Proximal tibial morphology and risk of posterior tibial cortex impingement in patients with AA-sized Oxford unicompartmental knee arthroplasty tibial implants.

机构信息

Department of Orthopedic Surgery, Chang Gung Memorial Hospital, No. 5, Fu-Hsin Street, Kweishan, Taoyuan, Taiwan.

Bone and Joint Research Center, Chang Gung Memorial Hospital, No. 5, Fu-Hsin Street, Kweishan, Taoyuan, Taiwan.

出版信息

J Orthop Surg Res. 2020 Sep 3;15(1):380. doi: 10.1186/s13018-020-01900-6.

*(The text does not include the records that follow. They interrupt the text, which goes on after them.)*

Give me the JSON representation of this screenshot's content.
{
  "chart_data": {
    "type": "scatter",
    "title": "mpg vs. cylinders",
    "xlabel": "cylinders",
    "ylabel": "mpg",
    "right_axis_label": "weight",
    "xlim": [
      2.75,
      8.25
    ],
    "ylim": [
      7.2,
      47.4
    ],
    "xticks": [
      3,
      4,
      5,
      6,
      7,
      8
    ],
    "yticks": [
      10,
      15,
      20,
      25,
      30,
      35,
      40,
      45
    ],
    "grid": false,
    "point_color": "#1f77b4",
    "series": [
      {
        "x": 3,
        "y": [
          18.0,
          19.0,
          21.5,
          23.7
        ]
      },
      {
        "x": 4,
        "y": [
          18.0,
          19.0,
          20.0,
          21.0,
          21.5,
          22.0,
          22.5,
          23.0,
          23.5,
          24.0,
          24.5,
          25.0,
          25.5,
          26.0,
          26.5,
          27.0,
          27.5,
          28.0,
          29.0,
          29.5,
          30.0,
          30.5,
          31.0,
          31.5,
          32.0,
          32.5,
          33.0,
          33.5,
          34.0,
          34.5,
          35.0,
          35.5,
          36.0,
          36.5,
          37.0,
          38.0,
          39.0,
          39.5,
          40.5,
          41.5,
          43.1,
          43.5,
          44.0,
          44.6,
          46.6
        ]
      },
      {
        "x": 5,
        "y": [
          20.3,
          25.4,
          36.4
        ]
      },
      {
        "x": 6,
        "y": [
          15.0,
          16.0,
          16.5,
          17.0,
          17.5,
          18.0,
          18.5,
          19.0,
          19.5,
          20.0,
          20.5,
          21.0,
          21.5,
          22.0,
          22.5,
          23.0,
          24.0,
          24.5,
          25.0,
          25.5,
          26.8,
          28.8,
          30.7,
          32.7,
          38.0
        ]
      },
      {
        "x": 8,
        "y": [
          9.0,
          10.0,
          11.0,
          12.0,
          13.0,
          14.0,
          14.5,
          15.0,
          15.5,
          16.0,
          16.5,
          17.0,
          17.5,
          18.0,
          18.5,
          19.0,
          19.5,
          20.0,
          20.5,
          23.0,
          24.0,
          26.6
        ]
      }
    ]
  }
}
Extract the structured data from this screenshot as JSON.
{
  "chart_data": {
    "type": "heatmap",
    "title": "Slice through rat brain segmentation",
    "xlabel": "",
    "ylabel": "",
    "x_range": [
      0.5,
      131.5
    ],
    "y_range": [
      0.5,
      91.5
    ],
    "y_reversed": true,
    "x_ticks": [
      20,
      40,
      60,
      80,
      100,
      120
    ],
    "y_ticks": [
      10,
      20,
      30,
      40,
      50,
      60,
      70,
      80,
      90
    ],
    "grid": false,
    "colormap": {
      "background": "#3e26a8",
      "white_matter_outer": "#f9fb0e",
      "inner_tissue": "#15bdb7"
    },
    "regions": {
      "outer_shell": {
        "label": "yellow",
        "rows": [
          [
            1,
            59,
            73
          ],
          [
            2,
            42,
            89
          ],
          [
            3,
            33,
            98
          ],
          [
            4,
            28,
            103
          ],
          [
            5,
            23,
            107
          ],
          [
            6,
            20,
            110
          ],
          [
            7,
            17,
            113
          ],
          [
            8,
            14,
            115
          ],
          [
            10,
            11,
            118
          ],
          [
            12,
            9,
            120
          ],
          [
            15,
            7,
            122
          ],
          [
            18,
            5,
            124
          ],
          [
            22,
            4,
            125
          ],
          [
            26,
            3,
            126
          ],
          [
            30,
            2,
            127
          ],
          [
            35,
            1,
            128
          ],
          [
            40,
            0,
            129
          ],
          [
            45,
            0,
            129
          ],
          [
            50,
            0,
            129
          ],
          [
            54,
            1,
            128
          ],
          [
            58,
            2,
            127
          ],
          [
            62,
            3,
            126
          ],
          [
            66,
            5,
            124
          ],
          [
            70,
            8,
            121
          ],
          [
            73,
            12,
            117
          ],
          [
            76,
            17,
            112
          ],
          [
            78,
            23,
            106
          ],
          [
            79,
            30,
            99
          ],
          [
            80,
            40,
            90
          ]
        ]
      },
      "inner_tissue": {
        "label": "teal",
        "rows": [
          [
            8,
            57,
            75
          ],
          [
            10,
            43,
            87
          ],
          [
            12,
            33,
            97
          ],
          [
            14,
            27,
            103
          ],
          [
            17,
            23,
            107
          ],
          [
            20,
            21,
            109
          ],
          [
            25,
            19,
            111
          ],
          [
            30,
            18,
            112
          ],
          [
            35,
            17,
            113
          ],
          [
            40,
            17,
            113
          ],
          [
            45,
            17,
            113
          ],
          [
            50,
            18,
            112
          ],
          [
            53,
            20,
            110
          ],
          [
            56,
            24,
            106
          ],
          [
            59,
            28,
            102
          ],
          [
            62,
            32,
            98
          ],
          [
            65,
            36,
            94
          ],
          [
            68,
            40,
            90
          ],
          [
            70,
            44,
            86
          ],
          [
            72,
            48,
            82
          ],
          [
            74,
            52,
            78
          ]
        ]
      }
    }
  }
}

DOI:10.1186/s13018-020-01900-6
PMID:32883334
原文链接:https://pmc.ncbi.nlm.nih.gov/articles/PMC7470608/
Abstract

BACKGROUND

In cases of Oxford unicompartmental knee arthroplasty (UKA), an increase in anteroposterior and medial-lateral length is usually disproportional when comparing AA and A-sized tibial components. Asynchronous increments may cause tibial keel impingement leading to complications.

METHODS

Radiographic measurements were performed in five patients with AA-sized tibial implants. The posterior cortex of proximal tibia had two angles recorded as ∠ M1 and ∠ M2. The minimum distance between the tibial component keel and outer margin of the posterior tibial cortex (mDKC) was measured, and the correlation between the preoperative posterior slope angle (PSA), ∠ M1, and mDKC was analyzed.

RESULTS

All patients showed an acceptable component positioning. Only one patient had an mDKC of < 4 mm that fulfilled the criteria for the posterior tibial cortex at risk. The patient had an increased PSA and ∠ M1 compared to other patients. A negative correlation was found between preoperative PSA and mDKC (r = - 0.935, p = 0.0193); and ∠ M1 and mDKC (r = - 0.969, p = 0.0032). However, no stem tip pain, periprosthetic fracture, or component loosening were observed.

CONCLUSIONS

The distance between the tibial keel and posterior tibial cortex was reduced in AA-sized patients with a large PSA and ∠M1; therefore, the risk of the tibial cortex injury should be considered.

摘要

背景

在牛津单髁膝关节置换术(UKA)中,当比较 AA 型和 A 型胫骨组件时,前后径和内外侧径的增加通常不成比例。不同步的增量可能导致胫骨龙骨撞击,从而导致并发症。

方法

对 5 例 AA 型胫骨植入物患者进行影像学测量。胫骨近端后皮质有两个角度记录为∠M1 和∠M2。测量胫骨组件龙骨和胫骨后皮质外边缘之间的最小距离(mDKC),并分析术前后斜率角(PSA)、∠M1 和 mDKC 之间的相关性。

结果

所有患者均显示出可接受的组件位置。只有 1 名患者的 mDKC<4mm,符合有风险的胫骨后皮质标准。该患者的 PSA 和∠M1 均高于其他患者。术前 PSA 与 mDKC(r=-0.935,p=0.0193)和∠M1 与 mDKC(r=-0.969,p=0.0032)呈负相关。然而,未观察到胫骨柄尖端疼痛、假体周围骨折或组件松动。

结论

在具有较大 PSA 和∠M1 的 AA 型患者中,胫骨龙骨和胫骨后皮质之间的距离减小;因此,应考虑胫骨皮质损伤的风险。